Nuancen, aber wichtige
Jedenfalls hört sich Außenminister Frank-Walter Steinmeier, ebenfalls SPD, in gleicher Angelegenheit anders an. Er bittet seinen saudischen Kollegen Adel al-Dschubeir im August des gleichen Jahres um eine "menschliche Lösung" des Falls Badawi. Es sind Nuancen, die zwischen dem Verhalten der beiden Politiker liegen, aber es sind wichtige Nuancen. Unter Gabriel wird der Ton klarer werden. Er wird öfter anecken, Kontroversen auslösen.
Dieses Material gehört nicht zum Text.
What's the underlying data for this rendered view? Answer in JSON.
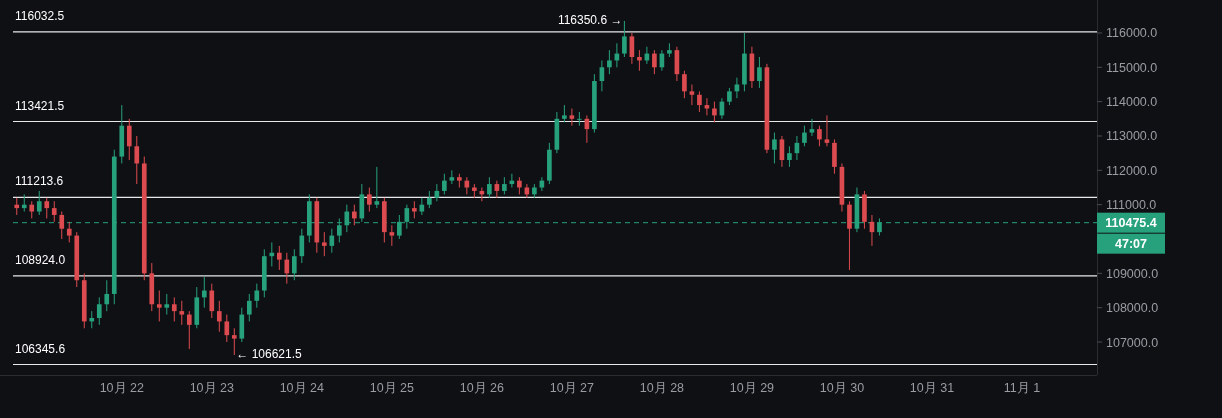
{
  "chart_data": {
    "type": "candlestick",
    "x": [
      "--10-20T20:00",
      "--10-20T22:00",
      "--10-21T00:00",
      "--10-21T02:00",
      "--10-21T04:00",
      "--10-21T06:00",
      "--10-21T08:00",
      "--10-21T10:00",
      "--10-21T12:00",
      "--10-21T14:00",
      "--10-21T16:00",
      "--10-21T18:00",
      "--10-21T20:00",
      "--10-21T22:00",
      "--10-22T00:00",
      "--10-22T02:00",
      "--10-22T04:00",
      "--10-22T06:00",
      "--10-22T08:00",
      "--10-22T10:00",
      "--10-22T12:00",
      "--10-22T14:00",
      "--10-22T16:00",
      "--10-22T18:00",
      "--10-22T20:00",
      "--10-22T22:00",
      "--10-23T00:00",
      "--10-23T02:00",
      "--10-23T04:00",
      "--10-23T06:00",
      "--10-23T08:00",
      "--10-23T10:00",
      "--10-23T12:00",
      "--10-23T14:00",
      "--10-23T16:00",
      "--10-23T18:00",
      "--10-23T20:00",
      "--10-23T22:00",
      "--10-24T00:00",
      "--10-24T02:00",
      "--10-24T04:00",
      "--10-24T06:00",
      "--10-24T08:00",
      "--10-24T10:00",
      "--10-24T12:00",
      "--10-24T14:00",
      "--10-24T16:00",
      "--10-24T18:00",
      "--10-24T20:00",
      "--10-24T22:00",
      "--10-25T00:00",
      "--10-25T02:00",
      "--10-25T04:00",
      "--10-25T06:00",
      "--10-25T08:00",
      "--10-25T10:00",
      "--10-25T12:00",
      "--10-25T14:00",
      "--10-25T16:00",
      "--10-25T18:00",
      "--10-25T20:00",
      "--10-25T22:00",
      "--10-26T00:00",
      "--10-26T02:00",
      "--10-26T04:00",
      "--10-26T06:00",
      "--10-26T08:00",
      "--10-26T10:00",
      "--10-26T12:00",
      "--10-26T14:00",
      "--10-26T16:00",
      "--10-26T18:00",
      "--10-26T20:00",
      "--10-26T22:00",
      "--10-27T00:00",
      "--10-27T02:00",
      "--10-27T04:00",
      "--10-27T06:00",
      "--10-27T08:00",
      "--10-27T10:00",
      "--10-27T12:00",
      "--10-27T14:00",
      "--10-27T16:00",
      "--10-27T18:00",
      "--10-27T20:00",
      "--10-27T22:00",
      "--10-28T00:00",
      "--10-28T02:00",
      "--10-28T04:00",
      "--10-28T06:00",
      "--10-28T08:00",
      "--10-28T10:00",
      "--10-28T12:00",
      "--10-28T14:00",
      "--10-28T16:00",
      "--10-28T18:00",
      "--10-28T20:00",
      "--10-28T22:00",
      "--10-29T00:00",
      "--10-29T02:00",
      "--10-29T04:00",
      "--10-29T06:00",
      "--10-29T08:00",
      "--10-29T10:00",
      "--10-29T12:00",
      "--10-29T14:00",
      "--10-29T16:00",
      "--10-29T18:00",
      "--10-29T20:00",
      "--10-29T22:00",
      "--10-30T00:00",
      "--10-30T02:00",
      "--10-30T04:00",
      "--10-30T06:00",
      "--10-30T08:00",
      "--10-30T10:00"
    ],
    "ohlc": [
      [
        111000,
        111200,
        110700,
        110900
      ],
      [
        110900,
        111300,
        110800,
        111000
      ],
      [
        111000,
        111100,
        110600,
        110800
      ],
      [
        110800,
        111400,
        110700,
        111100
      ],
      [
        111100,
        111200,
        110600,
        110900
      ],
      [
        110900,
        111100,
        110500,
        110700
      ],
      [
        110700,
        110800,
        110000,
        110300
      ],
      [
        110300,
        110500,
        109900,
        110100
      ],
      [
        110100,
        110200,
        108600,
        108800
      ],
      [
        108800,
        109000,
        107400,
        107600
      ],
      [
        107600,
        107900,
        107400,
        107700
      ],
      [
        107700,
        108300,
        107500,
        108100
      ],
      [
        108100,
        108800,
        107900,
        108400
      ],
      [
        108400,
        112600,
        108100,
        112400
      ],
      [
        112400,
        113900,
        112200,
        113300
      ],
      [
        113300,
        113500,
        112300,
        112700
      ],
      [
        112700,
        113000,
        111600,
        112200
      ],
      [
        112200,
        112400,
        108800,
        109000
      ],
      [
        109000,
        109300,
        107900,
        108100
      ],
      [
        108100,
        108500,
        107600,
        108000
      ],
      [
        108000,
        108400,
        107800,
        108100
      ],
      [
        108100,
        108300,
        107600,
        107900
      ],
      [
        107900,
        108200,
        107500,
        107800
      ],
      [
        107800,
        107900,
        106800,
        107500
      ],
      [
        107500,
        108600,
        107400,
        108300
      ],
      [
        108300,
        108900,
        108000,
        108500
      ],
      [
        108500,
        108700,
        107700,
        107900
      ],
      [
        107900,
        108200,
        107300,
        107600
      ],
      [
        107600,
        107800,
        107000,
        107200
      ],
      [
        107200,
        107400,
        106621.5,
        107100
      ],
      [
        107100,
        108000,
        107000,
        107800
      ],
      [
        107800,
        108400,
        107600,
        108200
      ],
      [
        108200,
        108700,
        108000,
        108500
      ],
      [
        108500,
        109700,
        108300,
        109500
      ],
      [
        109500,
        109900,
        109200,
        109600
      ],
      [
        109600,
        109800,
        109100,
        109400
      ],
      [
        109400,
        109600,
        108700,
        109000
      ],
      [
        109000,
        109700,
        108800,
        109500
      ],
      [
        109500,
        110300,
        109300,
        110100
      ],
      [
        110100,
        111300,
        109900,
        111100
      ],
      [
        111100,
        111200,
        109600,
        109900
      ],
      [
        109900,
        110200,
        109500,
        109800
      ],
      [
        109800,
        110300,
        109600,
        110100
      ],
      [
        110100,
        110600,
        109900,
        110400
      ],
      [
        110400,
        111000,
        110200,
        110800
      ],
      [
        110800,
        111000,
        110400,
        110600
      ],
      [
        110600,
        111600,
        110500,
        111300
      ],
      [
        111300,
        111500,
        110800,
        111000
      ],
      [
        111000,
        112100,
        110900,
        111100
      ],
      [
        111100,
        111200,
        109900,
        110200
      ],
      [
        110200,
        110400,
        109800,
        110100
      ],
      [
        110100,
        110700,
        110000,
        110500
      ],
      [
        110500,
        111000,
        110300,
        110900
      ],
      [
        110900,
        111100,
        110600,
        110800
      ],
      [
        110800,
        111200,
        110700,
        111000
      ],
      [
        111000,
        111400,
        110900,
        111200
      ],
      [
        111200,
        111600,
        111100,
        111400
      ],
      [
        111400,
        111900,
        111300,
        111700
      ],
      [
        111700,
        112000,
        111600,
        111800
      ],
      [
        111800,
        111900,
        111500,
        111700
      ],
      [
        111700,
        111800,
        111300,
        111500
      ],
      [
        111500,
        111600,
        111200,
        111400
      ],
      [
        111400,
        111500,
        111100,
        111300
      ],
      [
        111300,
        111800,
        111200,
        111600
      ],
      [
        111600,
        111700,
        111200,
        111400
      ],
      [
        111400,
        111800,
        111300,
        111600
      ],
      [
        111600,
        111900,
        111500,
        111700
      ],
      [
        111700,
        111800,
        111300,
        111500
      ],
      [
        111500,
        111600,
        111200,
        111300
      ],
      [
        111300,
        111600,
        111200,
        111500
      ],
      [
        111500,
        111800,
        111400,
        111700
      ],
      [
        111700,
        112800,
        111600,
        112600
      ],
      [
        112600,
        113700,
        112500,
        113500
      ],
      [
        113500,
        113900,
        113400,
        113600
      ],
      [
        113600,
        113800,
        113300,
        113500
      ],
      [
        113500,
        113700,
        113300,
        113500
      ],
      [
        113500,
        113600,
        112800,
        113200
      ],
      [
        113200,
        114800,
        113100,
        114600
      ],
      [
        114600,
        115200,
        114300,
        115000
      ],
      [
        115000,
        115500,
        114800,
        115200
      ],
      [
        115200,
        115700,
        115000,
        115400
      ],
      [
        115400,
        116350.6,
        115300,
        115900
      ],
      [
        115900,
        116000,
        115100,
        115300
      ],
      [
        115300,
        115500,
        114900,
        115200
      ],
      [
        115200,
        115600,
        115100,
        115400
      ],
      [
        115400,
        115500,
        114800,
        115000
      ],
      [
        115000,
        115500,
        114900,
        115400
      ],
      [
        115400,
        115700,
        115300,
        115500
      ],
      [
        115500,
        115600,
        114600,
        114800
      ],
      [
        114800,
        114900,
        114100,
        114300
      ],
      [
        114300,
        114500,
        113900,
        114200
      ],
      [
        114200,
        114300,
        113700,
        113900
      ],
      [
        113900,
        114100,
        113600,
        113800
      ],
      [
        113800,
        114000,
        113400,
        113600
      ],
      [
        113600,
        114100,
        113500,
        114000
      ],
      [
        114000,
        114400,
        113900,
        114300
      ],
      [
        114300,
        114700,
        114100,
        114500
      ],
      [
        114500,
        116000,
        114300,
        115400
      ],
      [
        115400,
        115600,
        114400,
        114600
      ],
      [
        114600,
        115300,
        114400,
        115000
      ],
      [
        115000,
        115100,
        112500,
        112600
      ],
      [
        112600,
        113100,
        112200,
        112900
      ],
      [
        112900,
        113000,
        112100,
        112300
      ],
      [
        112300,
        112700,
        112100,
        112500
      ],
      [
        112500,
        113000,
        112300,
        112800
      ],
      [
        112800,
        113300,
        112700,
        113100
      ],
      [
        113100,
        113500,
        113000,
        113200
      ],
      [
        113200,
        113300,
        112700,
        112900
      ],
      [
        112900,
        113600,
        112700,
        112800
      ],
      [
        112800,
        112900,
        111900,
        112100
      ],
      [
        112100,
        112200,
        110800,
        111000
      ],
      [
        111000,
        111100,
        109100,
        110300
      ],
      [
        110300,
        111500,
        110200,
        111300
      ],
      [
        111300,
        111400,
        110300,
        110500
      ],
      [
        110500,
        110700,
        109800,
        110200
      ],
      [
        110200,
        110600,
        110100,
        110475.4
      ]
    ],
    "xlim": [
      "--10-20T19:00",
      "--11-01T20:00"
    ],
    "xticks": [
      {
        "value": "--10-22",
        "label": "10月 22"
      },
      {
        "value": "--10-23",
        "label": "10月 23"
      },
      {
        "value": "--10-24",
        "label": "10月 24"
      },
      {
        "value": "--10-25",
        "label": "10月 25"
      },
      {
        "value": "--10-26",
        "label": "10月 26"
      },
      {
        "value": "--10-27",
        "label": "10月 27"
      },
      {
        "value": "--10-28",
        "label": "10月 28"
      },
      {
        "value": "--10-29",
        "label": "10月 29"
      },
      {
        "value": "--10-30",
        "label": "10月 30"
      },
      {
        "value": "--10-31",
        "label": "10月 31"
      },
      {
        "value": "--11-01",
        "label": "11月 1"
      }
    ],
    "ylim": [
      106040,
      116960
    ],
    "yticks": [
      {
        "value": 107000,
        "label": "107000.0"
      },
      {
        "value": 108000,
        "label": "108000.0"
      },
      {
        "value": 109000,
        "label": "109000.0"
      },
      {
        "value": 111000,
        "label": "111000.0"
      },
      {
        "value": 112000,
        "label": "112000.0"
      },
      {
        "value": 113000,
        "label": "113000.0"
      },
      {
        "value": 114000,
        "label": "114000.0"
      },
      {
        "value": 115000,
        "label": "115000.0"
      },
      {
        "value": 116000,
        "label": "116000.0"
      }
    ],
    "ref_lines": [
      {
        "axis": "y",
        "value": 116032.5,
        "label": "116032.5"
      },
      {
        "axis": "y",
        "value": 113421.5,
        "label": "113421.5"
      },
      {
        "axis": "y",
        "value": 111213.6,
        "label": "111213.6"
      },
      {
        "axis": "y",
        "value": 108924.0,
        "label": "108924.0"
      },
      {
        "axis": "y",
        "value": 106345.6,
        "label": "106345.6"
      },
      {
        "axis": "y",
        "value": 110475.4,
        "label": "110475.4",
        "color": "#26a17b",
        "line_style": "dashed"
      }
    ],
    "annotations": [
      {
        "text": "116350.6 →",
        "x": "--10-27T14:00",
        "y": 116350.6
      },
      {
        "text": "← 106621.5",
        "x": "--10-23T06:00",
        "y": 106621.5
      },
      "47:07"
    ],
    "grid": false
  }
}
"Werde sprachlich keine Krisen auslösen"
Kurz nachdem bekannt wird, dass Gabriel das Auswärtige Amt übernimmt, fragt ihn in Berlin ein Journalist, ob er noch schnell einen Intensivkurs in Diplomatie macht. Gabriel nimmt es mit Humor: "Es ist ja nicht so, dass ich im Iran, in China, in der Türkei und in Saudi-Arabien kurz vor der Inhaftnahme war, als ich die Länder besucht habe. Ich hoffe doch, dass ich in der Lage sein werde, größere außenpolitische Krisen nicht sprachlich auszulösen."
Krisen vielleicht nicht gleich, aber für Debatten wird Gabriel auch außenpolitisch sicher sorgen. Schon seit Jugendzeiten ist er etwa ein Freund und Kenner des Nahen Ostens, ist in Israel sehr gut vernetzt. Aber 2012 platzt ihm nach einem Besuch des Westjordanlandes der Kragen: "Ich war gerade in Hebron", schreibt er auf seiner Facebook-Seite. "Das ist für Palästinenser ein rechtsfreier Raum. Das ist ein Apartheid-Regime, für das es keine Rechtfertigung gibt." Gabriel und seine SPD sind zu diesem Zeitpunkt in Deutschland in der Opposition, aber die Wellen schlagen hoch, die CDU verlangt, Gabriel müsse sich bei Israel entschuldigen.
"Reaktionäre der 20er-Jahre"
Und auch Gabriels Reaktion auf die Amtseinführungsrede des neuen US-Präsidenten Donald Trump ist scharf, wenn auch noch als Wirtschaftsminister abgegeben: "Das waren hoch nationalistische Töne", sagt er im Zweiten Deutschen Fernsehen: "Es fehlen eigentlich nur noch so Begriffe wie das Parlament als Quasselbude zu bezeichnen, oder von Systemparteien zu reden. Dann sind Sie in der politischen Rhetorik der Konservativen und Reaktionäre der 20er-Jahre des 20. Jahrhunderts. Der meint das wirklich ernst, und ich glaube, wir müssen uns warm anziehen."
Mitte der Woche, als klar ist, dass Gabriel das Außenamt übernimmt, klingt das schon zurückhaltender: "Ich rate dazu, so viel wie möglich an Bindungen zu den Vereinigten Staaten zu erhalten. Herr Steinmeier ist ja durchaus kritisch mit der Entwicklung in den USA ins Gericht gegangen. Und ich glaube, er hat recht."
Kein Diplomat wie Steinmeier
Gabriel ist versiert auf internationaler Ebene, er ist viel gereist, als Wirtschafts- und vorher auch als Umweltminister. Er spricht gutes Englisch. Er hat viele Kontakte, schon jetzt. Ein vornehm zurückhaltender Diplomat wie sein Vorgänger Frank-Walter Steinmeier wird er aber wohl kaum werden.